User creates a task with a prompt and selects a repository
API validates the request and creates a task record
SandboxProvider creates a workspace:
- Creates a temp directory under TASK_DIR_BASE
- Clones the repository using the user's GitHub PAT
- Creates a new branch for the task
Mise bootstraps the environment:
- Installs runtime versions from .nvmrc, .tool-versions, etc.
- Installs dependencies via mise prepare (npm, pip, etc.)
Agent executor runs the selected agent:
- Injects credentials (API keys or subscription tokens)
- Spawns the agent CLI via mise exec for correct versions
- Raw output is converted to UniversalEvent by a per-provider converter
- Events are persisted to the task_events table (append-only, one INSERT per event)
Output streams to the UI via Server-Sent Events:
- Each event has a monotonic sequence ID (seq) used as the SSE id: field
- Clients can reconnect with Last-Event-ID to replay missed events
- Events are buffered in-memory for fast replay, with DB fallback
On completion:
- Commits changes to the branch
- Pushes to the remote repository
- Optionally creates a pull request
Sandbox is cleaned up (unless "Keep Alive" is enabled)

Directory Structure

src

routes

middleware

services

web

src

routes

components

lib

shared

sandbox

agents

data

Sandbox Directory Structure

bin/mise # mise binary (or symlink to /usr/local/bin/mise)

installs/ # installed tool versions (per-sandbox)
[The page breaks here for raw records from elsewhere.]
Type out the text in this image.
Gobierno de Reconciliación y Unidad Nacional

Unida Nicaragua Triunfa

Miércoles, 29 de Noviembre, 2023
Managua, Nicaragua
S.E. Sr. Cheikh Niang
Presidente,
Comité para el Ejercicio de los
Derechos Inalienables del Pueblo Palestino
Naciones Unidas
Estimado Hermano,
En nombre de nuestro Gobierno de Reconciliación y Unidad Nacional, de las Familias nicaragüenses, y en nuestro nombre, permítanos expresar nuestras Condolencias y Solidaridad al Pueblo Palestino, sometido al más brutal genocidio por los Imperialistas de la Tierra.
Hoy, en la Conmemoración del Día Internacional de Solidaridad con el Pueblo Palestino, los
shims/ # tool shims (or symlink to /opt/mise/shims)

.git

...source files

Each task runs in complete isolation. The sandbox contains:

A fresh clone of the repository
mise installation with project-specific tool versions
Agent credential files (if using subscriptions)
Environment variables for API keys

When using the sesame-sandbox Docker image, the .mise directory symlinks to pre-installed binaries and shims at /opt/mise/, making common runtimes instantly available without download.

Event System

All real-time data flows through a unified UniversalEvent schema. This provides a single, consistent event format regardless of which AI agent produced the output.

UniversalEvent

Every event has these core fields:

Field	Type	Description
`seq`	`number`	Monotonically increasing sequence ID per task
`kind`	`string`	Event type: `message`, `tool_call`, `tool_result`, `thinking`, `permission_request`, `permission_response`, `status`, `error`, `log`, `done`
`timestamp`	`string`	ISO 8601 timestamp

Additional fields are populated based on kind (e.g., textDelta/fullText for messages, toolCall for tool calls, permissionId/decision for permissions).

Per-Provider Converters

Each agent has a converter that extends BaseConverter in packages/agents/src/converters/. The base class provides:

Text accumulation: Tracks textDelta → fullText across events
Tool call tracking: Auto-closes open tool calls on flush
Sequence ID generation: Via callback to EventSequenceManager

Subclasses override convert() for provider-specific normalization. Most agents (Claude, Copilot) use the default logic. Codex and Gemini have custom handling for their streaming formats.

SSE Replay

When a client reconnects, the stream route checks for a Last-Event-ID header:

In-memory buffer hit: Events after the given seq are replayed from the ring buffer (fast path)
DB fallback: If the buffer has been evicted, events are loaded from task_events (slow path)
Fresh connection: Current task status + all persisted events are sent

Events are stored in the task_events table with a unique (taskId, seq) index. This replaces the previous tasks.logs JSON column, eliminating the read-modify-write pattern that caused contention under concurrent writes.

Dynamic Port Forwarding

Sesame automatically detects and exposes ports when dev servers start, allowing you to preview running applications directly in the UI.

Framework Detection

The port detection system recognizes output patterns from common frameworks:

Framework	Example Output	Confidence
Vite	`Local: http://localhost:5173/`	High
Next.js	`ready on http://localhost:13530`	High
Remix	`[remix-serve] http://localhost:13530`	High
Astro	`Local http://localhost:4321`	High
Bun	`Started server http://localhost:13530`	Medium
Express	`listening on port 13530`	Medium
Generic	`http://localhost:13530`	Medium

Provider Implementations

Local Provider: Ports are directly accessible on localhost - no forwarding needed.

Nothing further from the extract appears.